Figura pouco conhecida nos manuais oficiais da História de Moçambique, Luís Joaquim Marra foi um dos moçambicanos que se juntaram a luta armada de (1964/1974) movida pela Frente de Libertação de Moçambique (FRELIMO) e que culminou com a independência do país em 1975.
Marra figura na lista dos combatentes que participaram na histórica “Operação Nó Górdio”, de Julho de 1970, em que o exército colonial português saiu vencido dos seus planos de “acabar com a FRELIMO em seis meses”.
Luís Joaquim Marra nasceu a 26 de Setembro de 1946, no distrito de Caia – então Vila Fontes – província central de Sofala e morreu a 5 de Setembro de 1973 em Muidumbe, província nortenha de Cabo Delgado, assassinado numa emboscada perpetrada pela tropa colonial portuguesa contra a FRELIMO.·
Marra foi homenageado em cerimónia de Estado dirigida pelo Presidente da República, Armando Guebuza, por ocasião da passagem dos 40 anos do seu desaparecimento físico.
“Viemos aqui recordar que a cortina espessa da máquina colonial de opressão que ofuscava os horizontes dos homens e mulheres de Caia não logrou travar os fulminantes ventos de liberdade e independência que viriam a dar um rumo nobre à vida de Luís Joaquim Marra”, disse o estadista moçambicano, falando durante a cerimónia que teve lugar em Caia, terra natal do malogrado.

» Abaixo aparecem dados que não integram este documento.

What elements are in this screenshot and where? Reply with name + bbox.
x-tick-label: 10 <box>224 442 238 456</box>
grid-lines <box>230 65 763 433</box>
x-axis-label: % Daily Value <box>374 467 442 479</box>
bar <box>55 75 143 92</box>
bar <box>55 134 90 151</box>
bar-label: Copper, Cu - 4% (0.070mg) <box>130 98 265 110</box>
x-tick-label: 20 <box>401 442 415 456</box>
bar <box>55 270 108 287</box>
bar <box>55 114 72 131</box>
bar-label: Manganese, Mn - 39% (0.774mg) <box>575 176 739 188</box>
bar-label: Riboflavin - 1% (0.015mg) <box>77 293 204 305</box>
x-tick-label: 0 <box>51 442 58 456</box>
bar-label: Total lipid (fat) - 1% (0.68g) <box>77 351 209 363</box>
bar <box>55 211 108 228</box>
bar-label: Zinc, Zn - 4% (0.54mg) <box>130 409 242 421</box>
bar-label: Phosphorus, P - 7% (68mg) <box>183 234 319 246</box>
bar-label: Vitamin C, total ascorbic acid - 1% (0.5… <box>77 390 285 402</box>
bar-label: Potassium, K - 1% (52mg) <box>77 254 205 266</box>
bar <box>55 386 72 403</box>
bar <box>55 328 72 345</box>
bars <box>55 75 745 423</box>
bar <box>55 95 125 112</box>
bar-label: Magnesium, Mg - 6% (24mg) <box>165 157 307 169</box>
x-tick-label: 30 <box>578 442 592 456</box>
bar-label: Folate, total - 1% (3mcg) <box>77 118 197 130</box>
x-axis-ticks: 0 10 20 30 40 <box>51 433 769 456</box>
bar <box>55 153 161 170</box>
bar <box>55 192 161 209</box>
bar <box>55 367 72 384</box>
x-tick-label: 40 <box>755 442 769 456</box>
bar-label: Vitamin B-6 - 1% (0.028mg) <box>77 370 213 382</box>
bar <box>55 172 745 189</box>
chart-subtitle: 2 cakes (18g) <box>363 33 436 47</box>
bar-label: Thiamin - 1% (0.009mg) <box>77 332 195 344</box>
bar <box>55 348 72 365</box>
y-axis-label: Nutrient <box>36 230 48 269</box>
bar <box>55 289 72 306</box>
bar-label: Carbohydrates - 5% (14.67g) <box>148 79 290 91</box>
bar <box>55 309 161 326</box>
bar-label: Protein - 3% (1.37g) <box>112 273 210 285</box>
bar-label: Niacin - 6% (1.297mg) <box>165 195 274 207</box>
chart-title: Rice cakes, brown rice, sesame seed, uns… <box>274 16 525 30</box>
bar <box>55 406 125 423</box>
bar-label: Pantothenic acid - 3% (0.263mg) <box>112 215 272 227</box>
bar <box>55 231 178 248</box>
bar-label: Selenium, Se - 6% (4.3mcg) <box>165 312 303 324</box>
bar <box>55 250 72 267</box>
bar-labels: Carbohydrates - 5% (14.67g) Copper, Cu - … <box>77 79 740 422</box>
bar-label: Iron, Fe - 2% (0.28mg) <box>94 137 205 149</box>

Segundo Guebuza, Joaquim Marra sentiu desde a tenra idade a opressão colonial, primeiro na discriminação no acesso à formação e, mais tarde, no emprego, particularmente quando trabalhava nas Oficinas Gerais dos Caminhos de Ferro de Moçambique, na Beira.
“Todavia, não se limitou a contemplar e a lamentar esperando que alguém alterasse essa situação política com impacto na sua vida e progresso”, disse o Chefe de Estado moçambicano, anotando que cedo Marra integrou a rede clandestina da FRELIMO, tendo participado na mobilização de mais moçambicanos para se juntarem ao movimento de “resgate da nossa dignidade e contribuído para dar uma maior expressão aos diferentes movimentos cívicos que despontavam e animavam a vida cultural, e de forma discreta”,
Depois de se juntar ao movimento em 1967, Marra iniciou os seus treinos no Centro de Preparação Político-Militar de Nachingwea, na vizinha Tanzânia, onde estava baseada a FRELIMO, e teve formação em artes de guerrilha e em outras matérias da ciência militar.
Mais tarde, ele foi estudar para a antiga União das Repúblicas Socialistas Soviéticas e após o regresso juntou-se à Frente de Cabo Delgado, fixando-se na Base Ngungunyane, uma base que, segundo o Chefe de Estado, assumia um papel de grande importância estratégica para a FRELIMO e para o avanço da Luta de Libertação Nacional.
Dentre várias funções assumidas durante a luta, Marra foi Comandante Provincial Adjunto de Artilharia em Cabo Delgado e simultaneamente foi responsável pelo Comando do Segundo Sector.
“Luís Joaquim Marra, que integra o panteão dos nossos heróis, é um nome que se deve invocar sempre que for necessário para buscarmos inspiração para continuarmos a consolidar a paz e, deste modo, prosseguirmos a nossa luta contra a pobreza que já está a dar resultados bem vincados mesmo aqui, em Caia”, disse Guebuza.
O programa de homenagem a Luís Joaquim Marra incluiu uma visita à casa da sua família e ao cemitério familiar bem como a inauguração dum monumento em memória a este herói nacional.